Strategy to Unwind Non Qualified Annuity Efficiently

Strategy to Unwind Non Qualified Annuity Efficiently

So you bought an annuity many years ago and it has grown a lot maybe doubled or tripled in size and now creates a real tax problem if you cash it out.  Why? Because annuity will be taxed first on the last money earned.  Taxes are ordinary income rates not the lower capital gains rates. Another problem if you simply cash it out is the lump sum often pushes individual or a couple into higher income tax bracket and for those retired often creates both taxes on Social Security and higher Medicare costs due to spike in income.

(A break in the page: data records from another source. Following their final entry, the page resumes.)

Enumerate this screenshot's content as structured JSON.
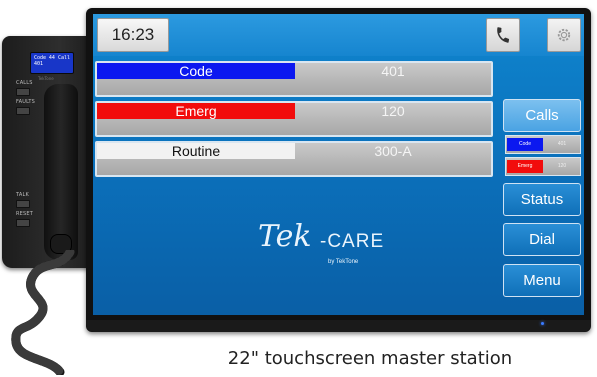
{
  "desk_phone": {
    "lcd_line1_left": "Code",
    "lcd_line1_right": "44 Call",
    "lcd_line2": "401",
    "brand": "TekTone",
    "buttons": [
      "CALLS",
      "FAULTS",
      "TALK",
      "RESET"
    ]
  },
  "screen": {
    "clock": "16:23",
    "call_rows": [
      {
        "type": "Code",
        "room": "401",
        "color": "#0b18f0",
        "text_color": "#ffffff"
      },
      {
        "type": "Emerg",
        "room": "120",
        "color": "#f20c0c",
        "text_color": "#ffffff"
      },
      {
        "type": "Routine",
        "room": "300-A",
        "color": "#f2f2f2",
        "text_color": "#111111"
      }
    ],
    "side_tabs": {
      "calls": "Calls",
      "status": "Status",
      "dial": "Dial",
      "menu": "Menu"
    },
    "mini_calls": [
      {
        "type": "Code",
        "room": "401",
        "color": "#0b18f0"
      },
      {
        "type": "Emerg",
        "room": "120",
        "color": "#f20c0c"
      }
    ],
    "logo": {
      "tek": "Tek",
      "care": "-CARE",
      "by": "by TekTone"
    }
  },
  "caption": "22\" touchscreen master station",
  "icons": {
    "phone": "phone-icon",
    "settings": "gear-icon"
  }
}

Let’s look at how one couple was able to more efficiently unwind or get out of their annuity with less taxing affect.  The main idea here is to spread out the taxable income to more manageable amount as not to bump into another bracket of taxes and to avoid making other items taxed like Social Security and Medicare.

Roger & Jane have annuity they purchased decades ago for $65,000 and today is worth a little over $200,000.  If they cash it out the negative affect would be more costly than they could process simply looking at a gain and tax rate.  $135,000 of gains and if capital gains some at zero some at 10% and some at 15% is normal method for taxable investment accounts. Not annuity structure- taxed as ordinary income.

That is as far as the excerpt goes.